SessionMode mode is a property of ServiceContract, it affect both the client. It is default value is "Allowed". It tells the client whether it should keep a session with server. When you create proxy at client side, that proxy will create a session in first call. If you create another proxy, that will create a new session. In order to correlate all messages from a particular client to a particular instance, WCF needs to be able to identify the client. One way of doing that is to rely on a transport-level session; that is, a continuous connection at the transport level, such as the one maintained by the TCP and IPC protocols. As a result, when using the NetTcpBinding or the NetNamedPipeBinding, WCF associates that connection with the client. The situation is more complex when it comes to the connectionless nature of the HTTP protocol. Conceptually, each message over HTTP reaches the services on a new connection. Consequently, you cannot maintain a transport-level session over the BasicHttpBinding. The WS binding, on the other hand, is capable of emulating a transport-level session by including a logical session ID in the message headers that uniquely identifies the client. In fact, the WSHttpBinding will emulate a transport session whenever security or reliable messaging is enabled.

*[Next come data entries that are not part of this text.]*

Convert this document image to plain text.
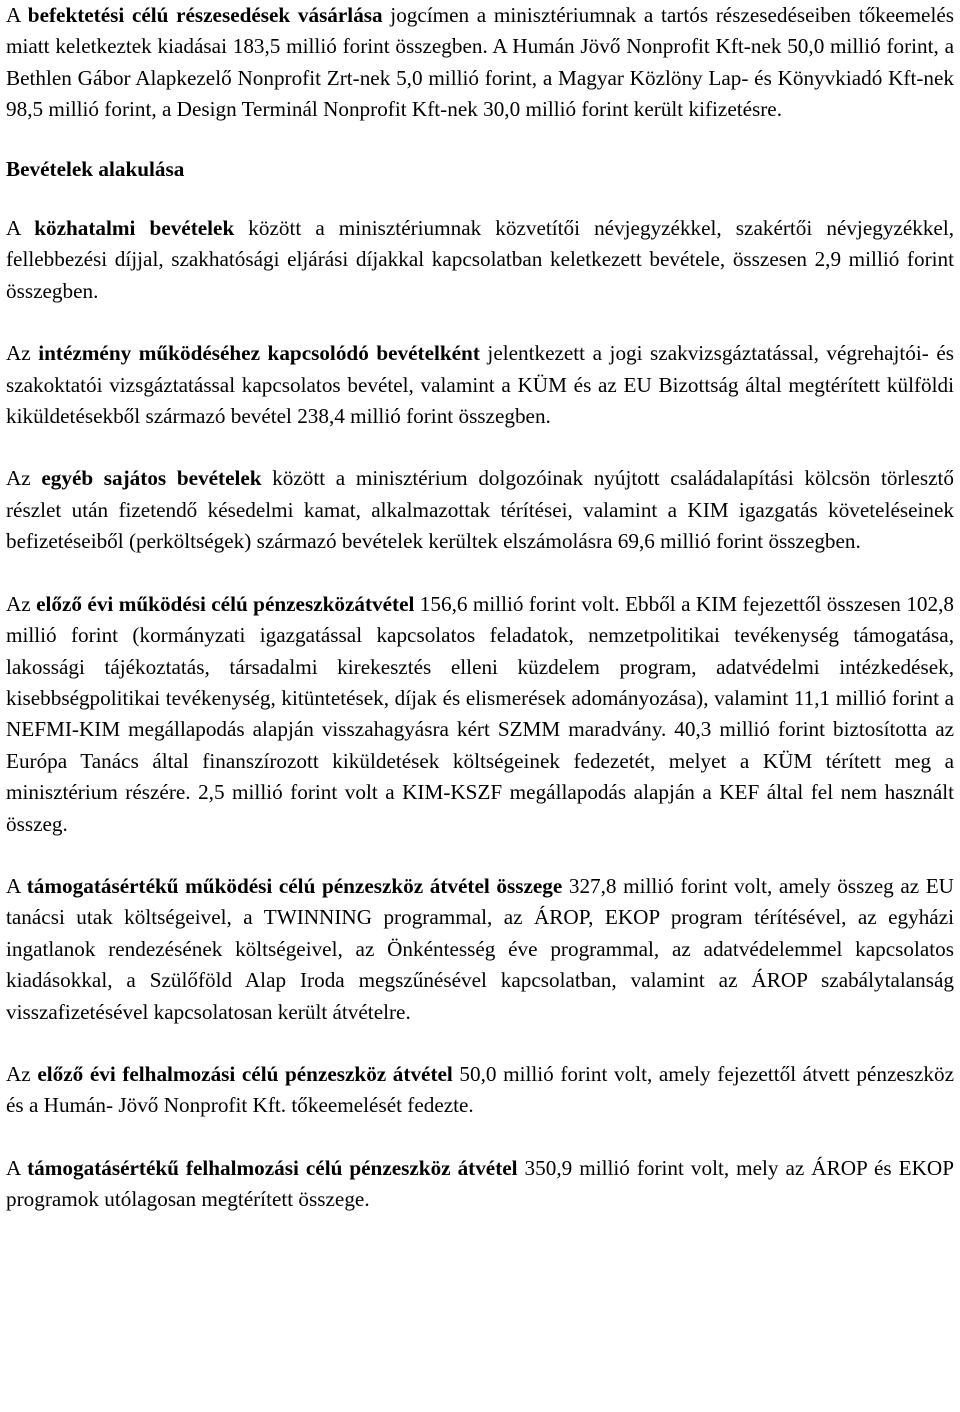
A befektetési célú részesedések vásárlása jogcímen a minisztériumnak a tartós részesedéseiben tőkeemelés miatt keletkeztek kiadásai 183,5 millió forint összegben. A Humán Jövő Nonprofit Kft-nek 50,0 millió forint, a Bethlen Gábor Alapkezelő Nonprofit Zrt-nek 5,0 millió forint, a Magyar Közlöny Lap- és Könyvkiadó Kft-nek 98,5 millió forint, a Design Terminál Nonprofit Kft-nek 30,0 millió forint került kifizetésre.

Bevételek alakulása

A közhatalmi bevételek között a minisztériumnak közvetítői névjegyzékkel, szakértői névjegyzékkel, fellebbezési díjjal, szakhatósági eljárási díjakkal kapcsolatban keletkezett bevétele, összesen 2,9 millió forint összegben.

Az intézmény működéséhez kapcsolódó bevételként jelentkezett a jogi szakvizsgáztatással, végrehajtói- és szakoktatói vizsgáztatással kapcsolatos bevétel, valamint a KÜM és az EU Bizottság által megtérített külföldi kiküldetésekből származó bevétel 238,4 millió forint összegben.

Az egyéb sajátos bevételek között a minisztérium dolgozóinak nyújtott családalapítási kölcsön törlesztő részlet után fizetendő késedelmi kamat, alkalmazottak térítései, valamint a KIM igazgatás követeléseinek befizetéseiből (perköltségek) származó bevételek kerültek elszámolásra 69,6 millió forint összegben.

Az előző évi működési célú pénzeszközátvétel 156,6 millió forint volt. Ebből a KIM fejezettől összesen 102,8 millió forint (kormányzati igazgatással kapcsolatos feladatok, nemzetpolitikai tevékenység támogatása, lakossági tájékoztatás, társadalmi kirekesztés elleni küzdelem program, adatvédelmi intézkedések, kisebbségpolitikai tevékenység, kitüntetések, díjak és elismerések adományozása), valamint 11,1 millió forint a NEFMI-KIM megállapodás alapján visszahagyásra kért SZMM maradvány. 40,3 millió forint biztosította az Európa Tanács által finanszírozott kiküldetések költségeinek fedezetét, melyet a KÜM térített meg a minisztérium részére. 2,5 millió forint volt a KIM-KSZF megállapodás alapján a KEF által fel nem használt összeg.

A támogatásértékű működési célú pénzeszköz átvétel összege 327,8 millió forint volt, amely összeg az EU tanácsi utak költségeivel, a TWINNING programmal, az ÁROP, EKOP program térítésével, az egyházi ingatlanok rendezésének költségeivel, az Önkéntesség éve programmal, az adatvédelemmel kapcsolatos kiadásokkal, a Szülőföld Alap Iroda megszűnésével kapcsolatban, valamint az ÁROP szabálytalanság visszafizetésével kapcsolatosan került átvételre.

Az előző évi felhalmozási célú pénzeszköz átvétel 50,0 millió forint volt, amely fejezettől átvett pénzeszköz és a Humán- Jövő Nonprofit Kft. tőkeemelését fedezte.

A támogatásértékű felhalmozási célú pénzeszköz átvétel 350,9 millió forint volt, mely az ÁROP és EKOP programok utólagosan megtérített összege.
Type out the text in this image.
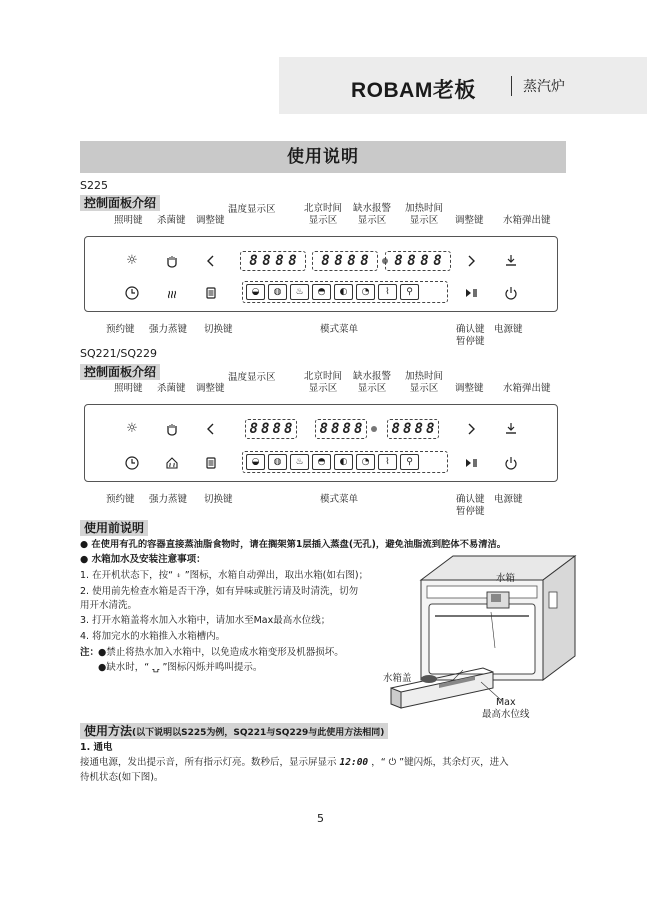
ROBAM老板	蒸汽炉
使用说明
S225
控制面板介绍
照明键 杀菌键 调整键
温度显示区	北京时间
显示区
缺水报警
显示区
加热时间
显示区	调整键 水箱弹出键
☼	8 8 8 8 8 8 8 8 8 8 8 8
◒	◍	♨	◓	◐	◔	⌇	⚲
预约键 强力蒸键 切换键	模式菜单	确认键
暂停键
电源键
SQ221/SQ229
控制面板介绍
照明键 杀菌键 调整键
温度显示区	北京时间
显示区
缺水报警
显示区
加热时间
显示区	调整键 水箱弹出键
☼	8 8 8 8 8 8 8 8 8 8 8 8
◒	◍	♨	◓	◐	◔	⌇	⚲
预约键 强力蒸键 切换键	模式菜单	确认键
暂停键
电源键
使用前说明
● 在使用有孔的容器直接蒸油脂食物时，请在搁架第1层插入蒸盘(无孔)，避免油脂流到腔体不易清洁。
● 水箱加水及安装注意事项：
1. 在开机状态下，按“ ⍖ ”图标，水箱自动弹出，取出水箱(如右图)；
2. 使用前先检查水箱是否干净，如有异味或脏污请及时清洗，切勿
用开水清洗。
3. 打开水箱盖将水加入水箱中，请加水至Max最高水位线；
4. 将加完水的水箱推入水箱槽内。
注：
●禁止将热水加入水箱中，以免造成水箱变形及机器损坏。
●缺水时，“ ⍽ ”图标闪烁并鸣叫提示。
水箱
水箱盖
Max
最高水位线
使用方法(以下说明以S225为例，SQ221与SQ229与此使用方法相同)
1. 通电
接通电源，发出提示音，所有指示灯亮。数秒后，显示屏显示 12:00 ，“ ⏻ ”键闪烁，其余灯灭，进入
待机状态(如下图)。
5
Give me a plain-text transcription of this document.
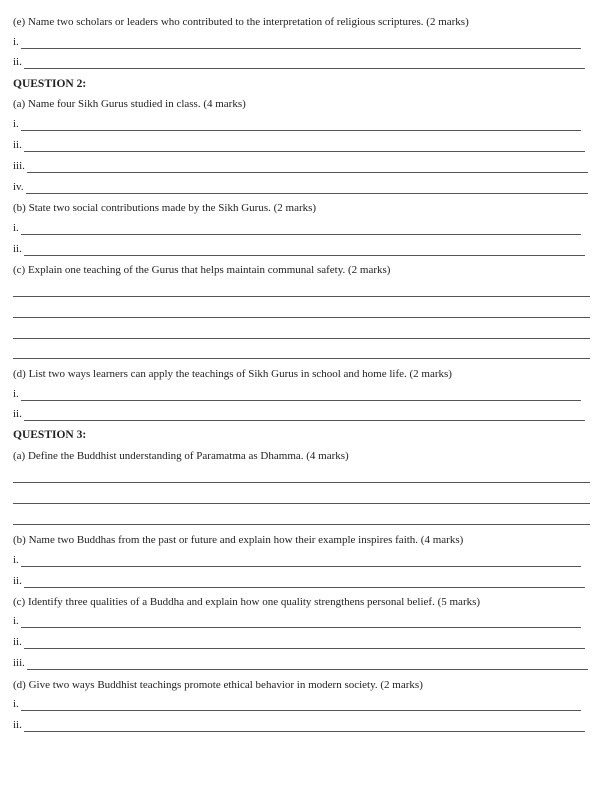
(e) Name two scholars or leaders who contributed to the interpretation of religious scriptures. (2 marks)
i.
ii.
QUESTION 2:
(a) Name four Sikh Gurus studied in class. (4 marks)
i.
ii.
iii.
iv.
(b) State two social contributions made by the Sikh Gurus. (2 marks)
i.
ii.
(c) Explain one teaching of the Gurus that helps maintain communal safety. (2 marks)
(d) List two ways learners can apply the teachings of Sikh Gurus in school and home life. (2 marks)
i.
ii.
QUESTION 3:
(a) Define the Buddhist understanding of Paramatma as Dhamma. (4 marks)
(b) Name two Buddhas from the past or future and explain how their example inspires faith. (4 marks)
i.
ii.
(c) Identify three qualities of a Buddha and explain how one quality strengthens personal belief. (5 marks)
i.
ii.
iii.
(d) Give two ways Buddhist teachings promote ethical behavior in modern society. (2 marks)
i.
ii.
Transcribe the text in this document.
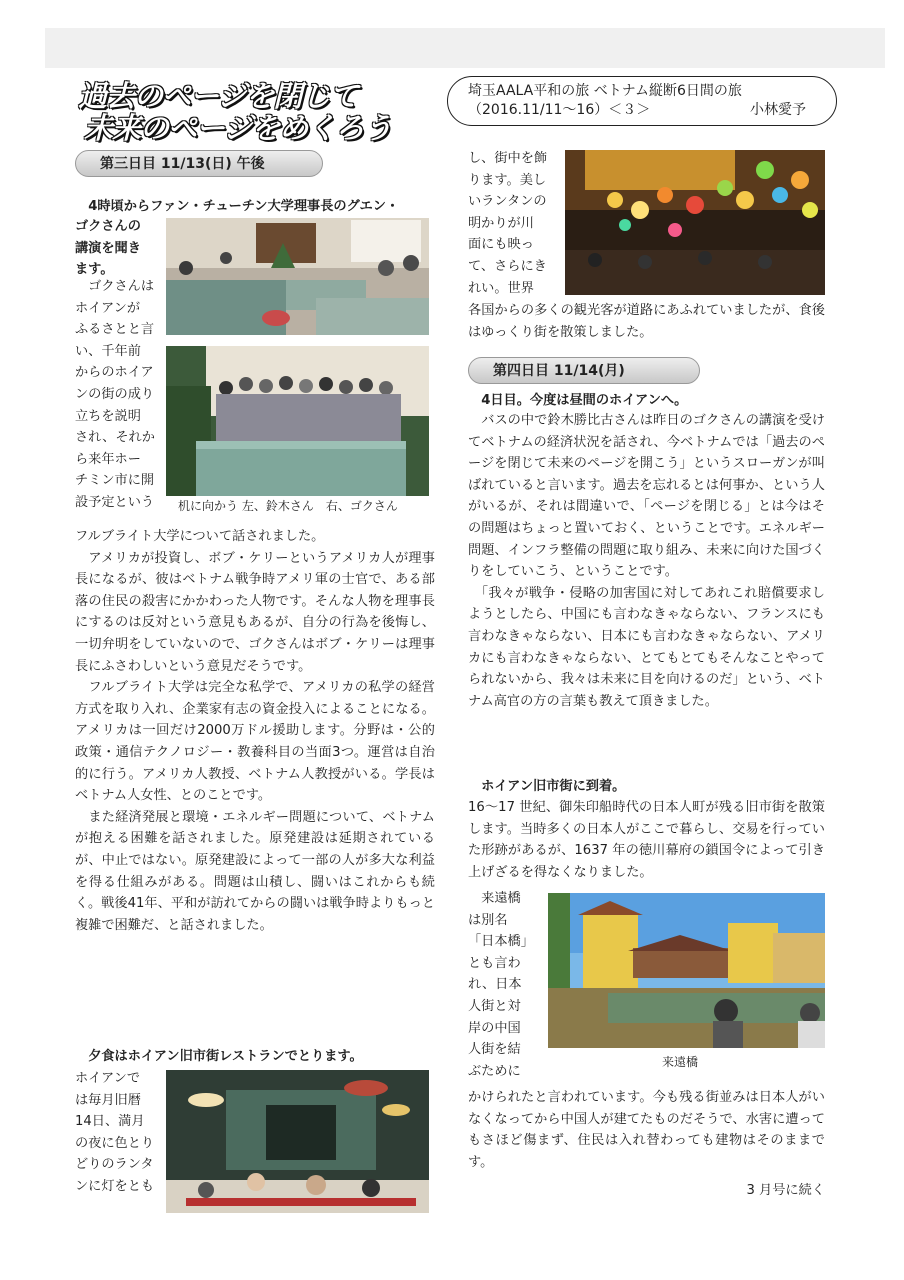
過去のページを閉じて
未来のページをめくろう
埼玉AALA平和の旅 ベトナム縦断6日間の旅
（2016.11/11～16）＜３＞	小林愛予
第三日目 11/13(日) 午後
4時頃からファン・チューチン大学理事長のグエン・
ゴクさんの
講演を聞き
ます。
　ゴクさんは
ホイアンが
ふるさとと言
い、千年前
からのホイア
ンの街の成り
立ちを説明
され、それか
ら来年ホー
チミン市に開
設予定という	机に向かう 左、鈴木さん　右、ゴクさん

フルブライト大学について話されました。

　アメリカが投資し、ボブ・ケリーというアメリカ人が理事長になるが、彼はベトナム戦争時アメリ軍の士官で、ある部落の住民の殺害にかかわった人物です。そんな人物を理事長にするのは反対という意見もあるが、自分の行為を後悔し、一切弁明をしていないので、ゴクさんはボブ・ケリーは理事長にふさわしいという意見だそうです。

　フルブライト大学は完全な私学で、アメリカの私学の経営方式を取り入れ、企業家有志の資金投入によることになる。アメリカは一回だけ2000万ドル援助します。分野は・公的政策・通信テクノロジー・教養科目の当面3つ。運営は自治的に行う。アメリカ人教授、ベトナム人教授がいる。学長はベトナム人女性、とのことです。

　また経済発展と環境・エネルギー問題について、ベトナムが抱える困難を話されました。原発建設は延期されているが、中止ではない。原発建設によって一部の人が多大な利益を得る仕組みがある。問題は山積し、闘いはこれからも続く。戦後41年、平和が訪れてからの闘いは戦争時よりもっと複雑で困難だ、と話されました。

夕食はホイアン旧市街レストランでとります。
ホイアンで
は毎月旧暦
14日、満月
の夜に色とり
どりのランタ
ンに灯をとも
し、街中を飾
ります。美し
いランタンの
明かりが川
面にも映っ
て、さらにき
れい。世界
各国からの多くの観光客が道路にあふれていましたが、食後はゆっくり街を散策しました。
第四日目 11/14(月)
4日目。今度は昼間のホイアンへ。

　バスの中で鈴木勝比古さんは昨日のゴクさんの講演を受けてベトナムの経済状況を話され、今ベトナムでは「過去のページを閉じて未来のページを開こう」というスローガンが叫ばれていると言います。過去を忘れるとは何事か、という人がいるが、それは間違いで、「ページを閉じる」とは今はその問題はちょっと置いておく、ということです。エネルギー問題、インフラ整備の問題に取り組み、未来に向けた国づくりをしていこう、ということです。

　「我々が戦争・侵略の加害国に対してあれこれ賠償要求しようとしたら、中国にも言わなきゃならない、フランスにも言わなきゃならない、日本にも言わなきゃならない、アメリカにも言わなきゃならない、とてもとてもそんなことやってられないから、我々は未来に目を向けるのだ」という、ベトナム高官の方の言葉も教えて頂きました。

　ホイアン旧市街に到着。
16～17 世紀、御朱印船時代の日本人町が残る旧市街を散策します。当時多くの日本人がここで暮らし、交易を行っていた形跡があるが、1637 年の徳川幕府の鎖国令によって引き上げざるを得なくなりました。
　来遠橋
は別名
「日本橋」
とも言わ
れ、日本
人街と対
岸の中国
人街を結
ぶために
来遠橋
かけられたと言われています。今も残る街並みは日本人がいなくなってから中国人が建てたものだそうで、水害に遭ってもさほど傷まず、住民は入れ替わっても建物はそのままです。
3 月号に続く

When we implement our service, we can use different combination of SessionMode(client), InstanceContextMode(server), and transporation binding. SessionMode and InstanceContextMode has no configuration confict, which means any SessionMode can go with any InstanceContextMode. But there are some design conflict. For example, SessionMode.NotAllowed does not go with InstanceContextMode.PerSession very well. To maintain a instance per session, client should support session as well. If client does not allowed session, every service call is treated as new session. But it will not caused configuration error. To support SessionMode.Required, binding can not be basicHttpBinding. The combination of SessionMode.Required and basicHttpBinding will generate a configuration error. InstanceContextMode.PerSession can works with basicHttpBinding, but every service call will treated as new session.